Here’s a second portion of our look at Marvel’s archived stats for FANTASTIC FOUR #1, as close to looking at the original artwork as we can get. As with last time, there isn’t a whole lot new that’s revealed here. But having the ability to get up real close on some of these pages does underscore a few points about them. And we’ve started this process, so we might as well continue.
This next bunch of pages showcases the origin of the group, and is filled with dense pages like the one above, Page 9. There’s a belief that this sequence may have been crafted earlier, as a stand-along entry with a now-missing splash page before it, and edited somewhat to get it down to the number of pages available for the origin in FANTASTIC FOUR #1 given the addition of the action opening. Looking at that first panel again, the framing sure seems weird to my eye–and feels more natural if you remove the Johnny Storm figure from the shot. Does this mean that the original version of this origin didn’t include the Human Torch? Maybe? A similar argument could be made about Panels 5 & 7, where the fourth head/figure feels a bit like it’s been jammed into an otherwise solid composition. There was also clearly a lettering correction in Panel 3 where Ben’s line was changed to HER NO from whatever had been there previously.

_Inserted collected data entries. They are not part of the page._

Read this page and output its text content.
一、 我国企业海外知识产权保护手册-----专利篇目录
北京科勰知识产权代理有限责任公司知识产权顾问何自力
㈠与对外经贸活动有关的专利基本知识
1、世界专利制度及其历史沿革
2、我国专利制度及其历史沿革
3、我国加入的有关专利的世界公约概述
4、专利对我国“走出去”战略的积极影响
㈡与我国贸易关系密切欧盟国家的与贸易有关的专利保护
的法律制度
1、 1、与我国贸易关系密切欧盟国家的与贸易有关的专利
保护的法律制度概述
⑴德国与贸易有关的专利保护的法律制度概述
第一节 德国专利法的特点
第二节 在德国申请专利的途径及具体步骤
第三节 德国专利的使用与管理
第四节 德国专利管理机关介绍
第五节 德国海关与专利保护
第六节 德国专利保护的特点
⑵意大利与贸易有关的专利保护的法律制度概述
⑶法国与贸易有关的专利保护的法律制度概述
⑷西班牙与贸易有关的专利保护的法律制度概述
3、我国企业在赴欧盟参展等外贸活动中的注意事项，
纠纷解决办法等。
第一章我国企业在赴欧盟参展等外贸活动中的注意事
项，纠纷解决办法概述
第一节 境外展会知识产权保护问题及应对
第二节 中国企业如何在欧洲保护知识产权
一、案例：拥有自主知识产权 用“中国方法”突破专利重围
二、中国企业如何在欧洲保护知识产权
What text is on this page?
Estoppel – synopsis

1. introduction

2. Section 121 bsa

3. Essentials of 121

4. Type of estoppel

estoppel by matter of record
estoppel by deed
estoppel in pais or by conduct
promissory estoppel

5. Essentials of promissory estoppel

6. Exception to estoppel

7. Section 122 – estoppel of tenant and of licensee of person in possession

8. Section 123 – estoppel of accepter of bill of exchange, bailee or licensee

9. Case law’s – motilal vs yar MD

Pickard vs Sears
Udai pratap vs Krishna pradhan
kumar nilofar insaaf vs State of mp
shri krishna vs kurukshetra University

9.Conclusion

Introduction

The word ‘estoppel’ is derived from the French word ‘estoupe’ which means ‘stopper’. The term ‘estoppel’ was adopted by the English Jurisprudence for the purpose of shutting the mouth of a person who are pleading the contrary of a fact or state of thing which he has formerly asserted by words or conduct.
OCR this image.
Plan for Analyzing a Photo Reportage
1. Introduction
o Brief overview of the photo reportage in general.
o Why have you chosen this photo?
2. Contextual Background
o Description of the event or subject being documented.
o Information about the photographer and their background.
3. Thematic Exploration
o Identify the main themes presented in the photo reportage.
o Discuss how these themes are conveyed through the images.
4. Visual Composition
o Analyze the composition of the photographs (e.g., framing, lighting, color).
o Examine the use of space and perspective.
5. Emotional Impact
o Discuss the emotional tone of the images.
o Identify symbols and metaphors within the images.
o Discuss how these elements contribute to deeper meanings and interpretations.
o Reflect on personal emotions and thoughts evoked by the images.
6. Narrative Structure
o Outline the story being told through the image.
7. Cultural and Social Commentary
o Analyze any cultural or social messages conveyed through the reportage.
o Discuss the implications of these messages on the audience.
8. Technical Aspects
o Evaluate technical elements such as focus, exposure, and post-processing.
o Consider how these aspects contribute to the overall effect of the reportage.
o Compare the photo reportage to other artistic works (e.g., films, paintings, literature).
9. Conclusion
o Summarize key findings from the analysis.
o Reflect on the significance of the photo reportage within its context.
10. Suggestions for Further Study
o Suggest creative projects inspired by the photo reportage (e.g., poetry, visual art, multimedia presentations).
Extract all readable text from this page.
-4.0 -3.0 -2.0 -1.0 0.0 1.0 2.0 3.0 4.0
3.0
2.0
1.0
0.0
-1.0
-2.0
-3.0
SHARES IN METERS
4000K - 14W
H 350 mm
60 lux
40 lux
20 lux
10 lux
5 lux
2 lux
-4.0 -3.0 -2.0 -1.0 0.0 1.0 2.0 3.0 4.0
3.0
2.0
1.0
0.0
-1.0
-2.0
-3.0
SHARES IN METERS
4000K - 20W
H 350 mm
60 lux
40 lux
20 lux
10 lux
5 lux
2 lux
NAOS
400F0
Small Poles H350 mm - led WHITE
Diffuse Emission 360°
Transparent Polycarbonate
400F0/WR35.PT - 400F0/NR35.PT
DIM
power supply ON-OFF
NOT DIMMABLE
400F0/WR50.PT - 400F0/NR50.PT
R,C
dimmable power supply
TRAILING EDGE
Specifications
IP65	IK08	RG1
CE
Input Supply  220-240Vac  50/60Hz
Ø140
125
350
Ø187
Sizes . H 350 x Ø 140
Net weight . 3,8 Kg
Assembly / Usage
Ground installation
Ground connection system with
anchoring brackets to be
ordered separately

Given the spacing on that balloon, whatever it was would have been a longer word or series of words, at least slightly.
But if the Torch was a late addition to this story, then the inclusion of Page 5 here on Page 10 is a masterpiece of patching. Looking at it up close, there is no sign that anything was changed here, no evidence of patchwork or correction. Which isn’t absolute, of course, since the purpose of such patchwork was to be invisible to the final reader. But that panel sure looks as though it was drawn along with the rest of this page. Interestingly, there are some stray marks in Panel 4 and Panel 6 that look to me to be bits of the ballooning on non-reproduction blue pencil actually showing up. There’s a stray tail by the second balloon in Panel 4 and the whole curve of a balloon shape can be seen in the background hatching in Panel 6. As we know Lee often did placements (and sometimes even scripted directly) on the original art boards, these artifacts probably came from his hand.
Here on Page 11, that first panel was definitely extended on the left side, with the art reduced a bit. Additionally, looking at it up close, there’s evidence that area was extended at the top as well. So this could simply be a case where Lee felt there wasn’t enough space for the caption he was writing and instructed that the art should be reduced in size to fit and then finished off.
Here on Page 12, there’s a bit of evidence that there was some cut-and-paste going on around Panel 4. I’m of the belief that Kirby originally drew this sequence with a full three-panel transformation sequence on the part of the Thing–a triptych structure was one of his favorite go-to moves for showcasing progression, so it’s always seemed odd that we only get two panels here, the first of which has Grimm in mid-transformation. It’s possible that Panel 5 was initially Panel 6, and that portions of the tree and the Thing’s foot were added on the right, more space on the left. That whole foot structure doesn’t look like Kirby to me. Neither does Mr. Fantastic’s hand in the final panel, weirdly sticking out from Ben’s wrapped up body. And ditto his weird elongated leg. There’s another bit of gunk on this particular proof, across Panels 2 & 5.
And finally, on Page 13, that final panel looks like a pasted up add-in. I’m guessing that the bottom tier here was originally three frames of the heroes all stacking their hands. Another triptych that had been shaved back by a panel, possibly to provide connectivity to the opening sequence. And again here, I would bet that Panel 4’s art was reduced in size to make room for the copy. In that final frame, there’s a weird bit of linework on Johnny’s sleeve next to the boxed 13. Looking at it closely, it looks like more stray non-repro linework that photographed–and it seems to be a portion of the number 13 circled, as though labeling this page. Which makes sense, if the origin was originally done as a stand-alone unit and was now being incorporated into a full length book. That finishes up the first half of the issue, so this feels like another good breaking point.